Question

While an elevator of mass 832 kg moves downward, the tension in the supporting cable is a constant \(7730 \mathrm{N}\) Between \(t=0\) and \(t=4.00 \mathrm{s},\) the elevator's displacement is \(5.00 \mathrm{m}\) downward. What is the elevator's speed at \(t=4.00 \mathrm{s} ?\)

Short answer

Answer: The speed of the elevator at the end of the 4-second time interval is -1.03 m/s (downward).

Step-by-step solution

Analyze the forces acting on the elevator

There are two main forces acting on the elevator: the tension in the supporting cable (upward direction) and the gravitational force due to the Earth (downward direction). The tension, denoted as T, is given as \(7730 \mathrm{N}\). The gravitational force, denoted as F_gravity, can be calculated as the mass of the elevator multiplied by gravitational acceleration (9.81 \(\frac{\mathrm{m}}{\mathrm{s}^2}\)), so it is: \(F_\mathrm{gravity} = m \times g = 832\,\mathrm{kg} \times 9.81\, \frac{\mathrm{m}}{\mathrm{s}^2} = 8157.92\, \mathrm{N}\).

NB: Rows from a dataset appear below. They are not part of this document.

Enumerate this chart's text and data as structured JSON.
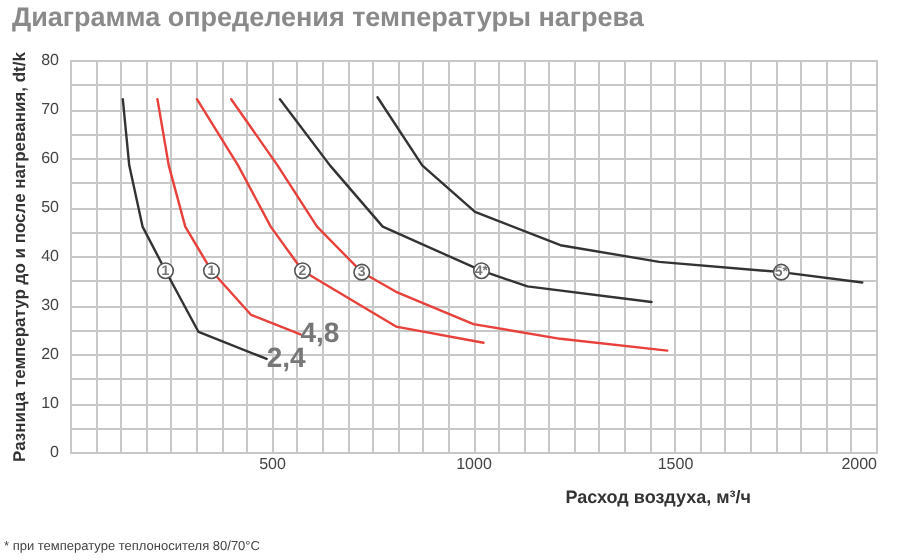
{
  "chart_data": {
    "type": "line",
    "title": "Диаграмма определения температуры нагрева",
    "xlabel": "Расход воздуха, м³/ч",
    "ylabel": "Разница температур до и после нагревания, dt/k",
    "xlim": [
      0,
      2000
    ],
    "ylim": [
      0,
      80
    ],
    "xticks": [
      {
        "value": 0,
        "label": null
      },
      {
        "value": 62.5,
        "label": null
      },
      {
        "value": 125,
        "label": null
      },
      {
        "value": 187.5,
        "label": null
      },
      {
        "value": 250,
        "label": null
      },
      {
        "value": 312.5,
        "label": null
      },
      {
        "value": 375,
        "label": null
      },
      {
        "value": 437.5,
        "label": null
      },
      500,
      {
        "value": 562.5,
        "label": null
      },
      {
        "value": 625,
        "label": null
      },
      {
        "value": 687.5,
        "label": null
      },
      {
        "value": 750,
        "label": null
      },
      {
        "value": 812.5,
        "label": null
      },
      {
        "value": 875,
        "label": null
      },
      {
        "value": 937.5,
        "label": null
      },
      1000,
      {
        "value": 1062.5,
        "label": null
      },
      {
        "value": 1125,
        "label": null
      },
      {
        "value": 1187.5,
        "label": null
      },
      {
        "value": 1250,
        "label": null
      },
      {
        "value": 1312.5,
        "label": null
      },
      {
        "value": 1375,
        "label": null
      },
      {
        "value": 1437.5,
        "label": null
      },
      1500,
      {
        "value": 1562.5,
        "label": null
      },
      {
        "value": 1625,
        "label": null
      },
      {
        "value": 1687.5,
        "label": null
      },
      {
        "value": 1750,
        "label": null
      },
      {
        "value": 1812.5,
        "label": null
      },
      {
        "value": 1875,
        "label": null
      },
      {
        "value": 1937.5,
        "label": null
      },
      2000
    ],
    "yticks": [
      0,
      {
        "value": 5,
        "label": null
      },
      10,
      {
        "value": 15,
        "label": null
      },
      20,
      {
        "value": 25,
        "label": null
      },
      30,
      {
        "value": 35,
        "label": null
      },
      40,
      {
        "value": 45,
        "label": null
      },
      50,
      {
        "value": 55,
        "label": null
      },
      60,
      {
        "value": 65,
        "label": null
      },
      70,
      {
        "value": 75,
        "label": null
      },
      80
    ],
    "grid": true,
    "marker": "none",
    "line_style": "solid",
    "series": [
      {
        "color": "#333333",
        "x": [
          131,
          147,
          180,
          237,
          319,
          488
        ],
        "values": [
          72,
          58.5,
          46,
          37,
          24.5,
          19
        ]
      },
      {
        "color": "#e8403a",
        "x": [
          217,
          245,
          286,
          351,
          449,
          572
        ],
        "values": [
          72,
          58.5,
          46,
          37,
          28,
          24
        ]
      },
      {
        "color": "#e8403a",
        "x": [
          315,
          417,
          498,
          577,
          809,
          1026
        ],
        "values": [
          72,
          58.5,
          46,
          37,
          25.6,
          22.3
        ]
      },
      {
        "color": "#e8403a",
        "x": [
          400,
          515,
          613,
          724,
          809,
          1001,
          1217,
          1482
        ],
        "values": [
          72,
          58.5,
          46,
          36.7,
          32.7,
          26.1,
          23.1,
          20.7
        ]
      },
      {
        "color": "#333333",
        "x": [
          521,
          645,
          776,
          1021,
          1135,
          1443
        ],
        "values": [
          72,
          58.5,
          46,
          37,
          33.8,
          30.6
        ]
      },
      {
        "color": "#333333",
        "x": [
          763,
          874,
          1005,
          1217,
          1462,
          1765,
          1966
        ],
        "values": [
          72.4,
          58.5,
          49,
          42.2,
          38.8,
          36.7,
          34.6
        ]
      }
    ],
    "annotations": [
      {
        "text": "1",
        "x": 237,
        "y": 37
      },
      {
        "text": "1",
        "x": 351,
        "y": 37
      },
      {
        "text": "2",
        "x": 577,
        "y": 37
      },
      {
        "text": "3",
        "x": 724,
        "y": 36.7
      },
      {
        "text": "4*",
        "x": 1021,
        "y": 37
      },
      {
        "text": "5*",
        "x": 1765,
        "y": 36.7
      },
      {
        "text": "2,4",
        "x": 488,
        "y": 19
      },
      {
        "text": "4,8",
        "x": 572,
        "y": 24
      },
      "* при температуре теплоносителя 80/70°C"
    ]
  }
}
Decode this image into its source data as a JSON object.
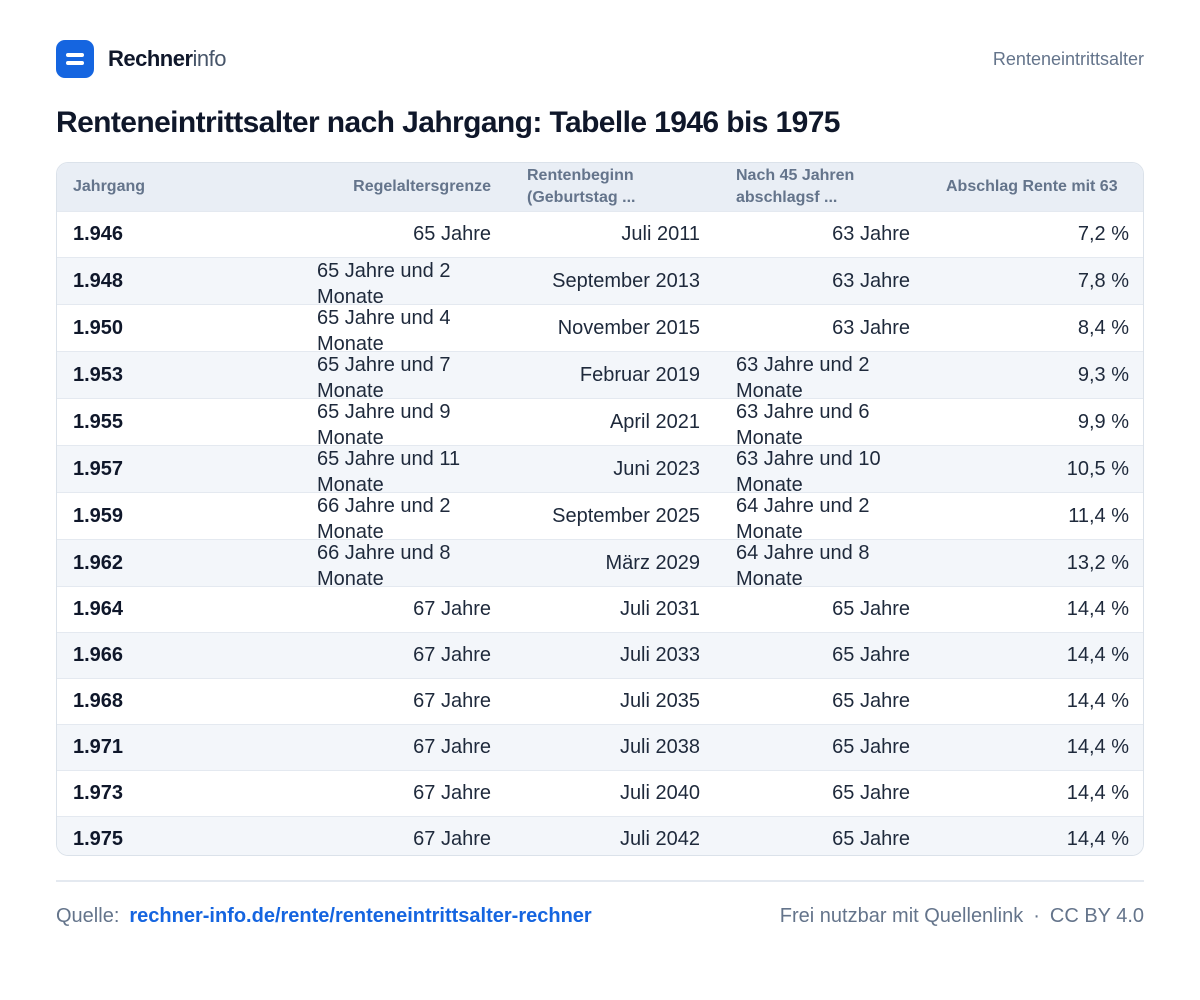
{
  "brand": {
    "name_strong": "Rechner",
    "name_light": "info"
  },
  "header": {
    "right_link": "Renteneintrittsalter"
  },
  "title": "Renteneintrittsalter nach Jahrgang: Tabelle 1946 bis 1975",
  "table": {
    "columns": [
      "Jahrgang",
      "Regelaltersgrenze",
      "Rentenbeginn (Geburtstag ...",
      "Nach 45 Jahren abschlagsf ...",
      "Abschlag Rente mit 63"
    ],
    "rows": [
      [
        "1.946",
        "65 Jahre",
        "Juli 2011",
        "63 Jahre",
        "7,2 %"
      ],
      [
        "1.948",
        "65 Jahre und 2 Monate",
        "September 2013",
        "63 Jahre",
        "7,8 %"
      ],
      [
        "1.950",
        "65 Jahre und 4 Monate",
        "November 2015",
        "63 Jahre",
        "8,4 %"
      ],
      [
        "1.953",
        "65 Jahre und 7 Monate",
        "Februar 2019",
        "63 Jahre und 2 Monate",
        "9,3 %"
      ],
      [
        "1.955",
        "65 Jahre und 9 Monate",
        "April 2021",
        "63 Jahre und 6 Monate",
        "9,9 %"
      ],
      [
        "1.957",
        "65 Jahre und 11 Monate",
        "Juni 2023",
        "63 Jahre und 10 Monate",
        "10,5 %"
      ],
      [
        "1.959",
        "66 Jahre und 2 Monate",
        "September 2025",
        "64 Jahre und 2 Monate",
        "11,4 %"
      ],
      [
        "1.962",
        "66 Jahre und 8 Monate",
        "März 2029",
        "64 Jahre und 8 Monate",
        "13,2 %"
      ],
      [
        "1.964",
        "67 Jahre",
        "Juli 2031",
        "65 Jahre",
        "14,4 %"
      ],
      [
        "1.966",
        "67 Jahre",
        "Juli 2033",
        "65 Jahre",
        "14,4 %"
      ],
      [
        "1.968",
        "67 Jahre",
        "Juli 2035",
        "65 Jahre",
        "14,4 %"
      ],
      [
        "1.971",
        "67 Jahre",
        "Juli 2038",
        "65 Jahre",
        "14,4 %"
      ],
      [
        "1.973",
        "67 Jahre",
        "Juli 2040",
        "65 Jahre",
        "14,4 %"
      ],
      [
        "1.975",
        "67 Jahre",
        "Juli 2042",
        "65 Jahre",
        "14,4 %"
      ]
    ]
  },
  "footer": {
    "source_label": "Quelle:",
    "source_link": "rechner-info.de/rente/renteneintrittsalter-rechner",
    "license_text": "Frei nutzbar mit Quellenlink",
    "separator": "·",
    "license": "CC BY 4.0"
  },
  "colors": {
    "accent": "#1565e0",
    "header_bg": "#e9eef5",
    "stripe": "#f3f6fa",
    "text": "#0f172a",
    "muted": "#64748b"
  },
  "icons": {
    "logo": "menu-lines-icon"
  }
}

Calculate the net force acting on the elevator

Newton's Second Law of Motion states that the net force acting on an object is equal to the mass of the object multiplied by the object's acceleration. The net force on the elevator can be calculated as the difference between the tension in the supporting cable and the gravitational force: \(F_\mathrm{net} = T - F_\mathrm{gravity} = 7730\, \mathrm{N} - 8157.92\, \mathrm{N} = -427.92\, \mathrm{N}\). The negative sign indicates that the net force is acting in the downward direction.

Calculate the acceleration of the elevator

Using Newton's Second Law of Motion, we can now calculate the acceleration of the elevator: \(F_\mathrm{net} = m \times a\), where "a" is the acceleration. Solving for acceleration, we have: \(a = \frac{F_\mathrm{net}}{m} = \frac{-427.92\, \mathrm{N}}{832\, \mathrm{kg}} = -0.514\, \frac{\mathrm{m}}{\mathrm{s}^2}\).

Determine the initial and final displacement

In the problem statement, it is given that over a time interval of 4 seconds, the elevator displaces 5 meters downward. So, the initial displacement (x_initial) of the elevator is 0 meters, and the final displacement (x_final) is -5 meters. The negative sign indicates that the displacement is in the downward direction.

Calculate the elevator's final speed

We can use the kinematics equation that relates final velocity, v_final, initial velocity, v_initial, displacement, time, and acceleration: x_final = x_initial + v_initial * t + 0.5 * a * t^2. Since the elevator starts from rest, v_initial = 0. Plugging in the known values, we have: \(-5\, \mathrm{m} = 0 + 0 - 0.5 \times (-0.514\, \frac{\mathrm{m}}{\mathrm{s}^2}) \times (4\, \mathrm{s})^2\). So, v_final * 4 = 4.12. Therefore, the elevator's speed at \(t = 4.00\, \mathrm{s}\) is \(v_\mathrm{final} = -1.03\, \frac{\mathrm{m}}{\mathrm{s}}\). The negative sign indicates that the velocity is in the downward direction.